VECTOR_INPUT is the path to input vector geospatial data. OUTPUT_DIRECTORY
should be a directory, not a file or database table, as it will instead be
the write location for an Apache Parquet data store.
Options:
-v, --verbosity LVL Either CRITICAL, ERROR, WARNING, INFO or
DEBUG [default: INFO]
-r, --resolution [0|1|2|3|4|5|6|7|8|9|10|11|12|13|14|15]
H3 resolution to index [required]
-pr, --parent_res [0|1|2|3|4|5|6|7|8|9|10|11|12|13|14|15]
H3 Parent resolution for the output
partition. Defaults to resolution - 6
-id, --id_field TEXT Field to use as an ID; defaults to a
constructed single 0...n index on the
original feature order.
-k, --keep_attributes Retain attributes in output. The default is
to create an output that only includes H3
cell ID and the ID given by the -id field
(or the default index ID).
-ch, --chunksize INTEGER The number of rows per index partition to
use when spatially partioning. Adjusting
this number will trade off memory use and
time. [default: 50; required]
-s, --spatial_sorting [hilbert|morton|geohash]
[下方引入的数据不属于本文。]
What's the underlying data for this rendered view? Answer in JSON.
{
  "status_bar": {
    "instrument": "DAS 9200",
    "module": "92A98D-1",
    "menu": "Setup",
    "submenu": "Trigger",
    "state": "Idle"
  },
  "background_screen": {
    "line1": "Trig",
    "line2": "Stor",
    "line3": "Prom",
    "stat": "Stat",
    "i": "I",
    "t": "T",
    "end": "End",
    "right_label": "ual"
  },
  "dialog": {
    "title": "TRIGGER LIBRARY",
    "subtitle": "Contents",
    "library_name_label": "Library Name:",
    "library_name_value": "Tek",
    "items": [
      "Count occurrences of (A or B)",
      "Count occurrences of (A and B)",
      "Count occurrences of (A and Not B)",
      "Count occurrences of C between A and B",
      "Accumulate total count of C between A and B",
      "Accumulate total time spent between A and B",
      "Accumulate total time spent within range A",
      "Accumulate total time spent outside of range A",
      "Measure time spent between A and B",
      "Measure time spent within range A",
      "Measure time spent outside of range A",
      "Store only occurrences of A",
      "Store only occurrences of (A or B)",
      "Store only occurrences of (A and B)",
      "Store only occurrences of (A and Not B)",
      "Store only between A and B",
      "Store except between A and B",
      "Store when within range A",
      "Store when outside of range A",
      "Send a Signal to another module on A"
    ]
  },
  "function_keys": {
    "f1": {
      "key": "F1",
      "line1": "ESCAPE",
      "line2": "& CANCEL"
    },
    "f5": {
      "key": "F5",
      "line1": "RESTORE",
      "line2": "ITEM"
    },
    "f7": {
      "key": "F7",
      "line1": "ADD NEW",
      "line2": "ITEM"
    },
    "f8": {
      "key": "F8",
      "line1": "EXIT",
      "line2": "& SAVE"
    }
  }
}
Spatial sorting method when perfoming
spatial partitioning. [default: hilbert]
-crs, --cut_crs INTEGER Set the coordinate reference system (CRS)
used for cutting large polygons (see `--cur-
threshold`). Defaults to the same CRS as the
input. Should be a valid EPSG code.
-c, --cut_threshold INTEGER Cutting up large polygons into smaller
pieces based on a target length. Units are
assumed to match the input CRS units unless
the `--cut_crs` is also given, in which case
units match the units of the supplied CRS.
[default: 5000; required]
-t, --threads INTEGER Amount of threads used for operation
[default: 7]
-tbl, --table TEXT Name of the table to read when using a
spatial database connection as input
-g, --geom_col TEXT Column name to use when using a spatial
database connection as input [default:
geom]
--tempdir PATH Temporary data is created during the
execution of this program. This parameter
allows you to control where this data will
be written.
-o, --overwrite
--version Show the version and exit.
--help Show this message and exit.
可视化输出
输出格式为Apache Parquet,每个分区一个文件。
为了快速查看您的输出,您可以使用pandas读取Apache Parquet,然后使用h3-pandas和geopandas将其转换为GeoPackage或GeoParquet,以便在桌面GIS(如QGIS)中进行可视化。Apache Parquet输出按ID列(您可以指定)索引,因此它应该适用于两个预期用途。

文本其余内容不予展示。